A conference on fresh water is about to take place in New York, USA after 5 decades. Prior to this, a report regarding the situation of water across the globe was released by the UN Secretary-General, Antonio Gueterres, according to which, India will be among the countries which will be the most affected by a water crisis by the year 2050. In the coming decades, due to glaciers and ice melting, water levels in rivers like Ganga, Indus, and Brahmaputra, which are considered as the lifelines of Indian life, will keep on reducing.
10 major rivers of Asia, which include the 3 mentioned above, have their points of origin in the Himalayas. These 3 major rivers of the country provide fresh water to 130 crore people, which includes a large population of north India. Out of the people facing water-related problems, 80 percent are in Asia, especially in India, Pakistan, and China. As per the CSE’s State of Environment Report 2023, in 2031, the average annual per capita availability of water in India will come down to 1367 cubic metre, which was 3000-4000 in 1950, and is continuously reducing since then.
And while the availability of water in decreasing, the consumption of the same is going up. The CSE report says that while in 2017, where the requirement of water was 1100 billion cubic metre, it will increase to 1447 cubic metre in 2050. An additional 200 cubic metre of water will be required for agriculture. Further according to the CSE report, the water basin of the Ganga-Brahmaputra-Meghna River systems is 43 percent of the total river water basin of the country. And therefore, the reduction of their water levels can create a serious water crisis in India.
India is home to 17.74 percent of the world’s population, while it has only 4.5 percent of the fresh water sources.
The 2500 KM-long Ganga is one of the country’s major and most pious rivers. Around 40 crore people from across a number of states are dependent on this river. Ganga is fed by the Gangotri Glacier, but in 87 years, 2.75 KM out of the 30 KM glacier have melted away. There are 9575 glaciers in the Indian Himalayan region, out of which 968 glaciers are in Uttarakhand alone. There is another risk if the glaciers melt rapidly- severe floods can hit India, Pakistan, and China.

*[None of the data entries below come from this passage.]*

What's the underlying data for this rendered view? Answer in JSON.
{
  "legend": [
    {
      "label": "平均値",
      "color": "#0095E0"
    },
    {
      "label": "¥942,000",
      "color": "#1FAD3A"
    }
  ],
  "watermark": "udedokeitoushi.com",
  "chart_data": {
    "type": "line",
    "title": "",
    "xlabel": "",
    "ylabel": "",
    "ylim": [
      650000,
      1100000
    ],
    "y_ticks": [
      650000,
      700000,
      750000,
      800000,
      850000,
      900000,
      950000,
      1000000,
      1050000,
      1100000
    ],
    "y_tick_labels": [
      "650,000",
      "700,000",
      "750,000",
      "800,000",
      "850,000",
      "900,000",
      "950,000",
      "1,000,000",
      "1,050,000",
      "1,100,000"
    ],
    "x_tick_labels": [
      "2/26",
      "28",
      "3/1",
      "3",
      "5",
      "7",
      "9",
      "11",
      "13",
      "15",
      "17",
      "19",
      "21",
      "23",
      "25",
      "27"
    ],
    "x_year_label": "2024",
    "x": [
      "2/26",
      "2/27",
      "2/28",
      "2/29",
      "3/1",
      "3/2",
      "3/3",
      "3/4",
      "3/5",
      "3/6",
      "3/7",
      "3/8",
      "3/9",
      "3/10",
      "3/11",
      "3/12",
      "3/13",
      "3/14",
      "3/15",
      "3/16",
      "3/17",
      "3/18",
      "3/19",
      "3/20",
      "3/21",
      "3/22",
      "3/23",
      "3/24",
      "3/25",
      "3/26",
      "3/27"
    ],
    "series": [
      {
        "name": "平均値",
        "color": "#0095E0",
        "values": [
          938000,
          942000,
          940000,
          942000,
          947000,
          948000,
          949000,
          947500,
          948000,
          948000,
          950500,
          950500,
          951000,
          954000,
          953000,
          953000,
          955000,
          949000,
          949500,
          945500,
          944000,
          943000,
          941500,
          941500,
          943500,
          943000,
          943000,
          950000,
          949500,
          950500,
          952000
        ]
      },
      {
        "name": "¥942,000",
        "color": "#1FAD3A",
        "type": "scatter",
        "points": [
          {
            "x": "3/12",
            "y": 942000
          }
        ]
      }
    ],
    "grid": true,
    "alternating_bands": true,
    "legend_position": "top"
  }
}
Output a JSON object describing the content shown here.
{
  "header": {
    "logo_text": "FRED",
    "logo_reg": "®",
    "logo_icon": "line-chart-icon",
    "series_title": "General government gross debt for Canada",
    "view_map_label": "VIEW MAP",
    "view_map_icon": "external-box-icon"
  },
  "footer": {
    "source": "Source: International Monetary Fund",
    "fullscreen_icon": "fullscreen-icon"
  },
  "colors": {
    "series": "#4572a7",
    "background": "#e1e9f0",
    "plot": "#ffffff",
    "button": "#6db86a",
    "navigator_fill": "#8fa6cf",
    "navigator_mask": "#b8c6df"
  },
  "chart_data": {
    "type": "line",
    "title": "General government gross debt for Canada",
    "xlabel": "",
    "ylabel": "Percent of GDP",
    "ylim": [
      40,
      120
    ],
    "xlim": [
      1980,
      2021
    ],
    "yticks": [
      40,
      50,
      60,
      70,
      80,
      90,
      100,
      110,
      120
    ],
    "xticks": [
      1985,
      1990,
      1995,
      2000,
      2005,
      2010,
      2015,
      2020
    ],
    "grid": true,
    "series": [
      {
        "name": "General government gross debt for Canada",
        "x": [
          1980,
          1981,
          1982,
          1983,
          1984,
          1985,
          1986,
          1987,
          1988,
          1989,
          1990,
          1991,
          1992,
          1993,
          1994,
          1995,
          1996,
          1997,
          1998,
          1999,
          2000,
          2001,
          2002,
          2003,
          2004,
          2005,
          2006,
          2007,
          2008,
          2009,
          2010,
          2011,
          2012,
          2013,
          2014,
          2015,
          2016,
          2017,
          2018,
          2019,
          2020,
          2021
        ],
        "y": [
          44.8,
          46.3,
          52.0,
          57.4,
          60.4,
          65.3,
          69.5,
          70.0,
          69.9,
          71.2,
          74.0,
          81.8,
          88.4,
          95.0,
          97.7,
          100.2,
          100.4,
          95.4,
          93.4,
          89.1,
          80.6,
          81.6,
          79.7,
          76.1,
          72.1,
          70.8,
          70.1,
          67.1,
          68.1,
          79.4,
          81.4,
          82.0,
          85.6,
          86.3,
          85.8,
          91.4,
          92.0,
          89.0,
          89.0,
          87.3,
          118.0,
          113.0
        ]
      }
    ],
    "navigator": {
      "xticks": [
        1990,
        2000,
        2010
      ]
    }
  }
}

All across the globe, 2-3 billion people face the shortage of water for a month every year, and by 2050, half of the world’s population, that is around 1.7 to 2.4 billion people, will fall prey to water crisis. Back in 2016, such crisis was being faced by 93 crore people or by 1/3rd of the urban population of the world. Currently, 2 billion people do not have access to clean potable water, and 3.6 billion people do not have cleanliness facilities.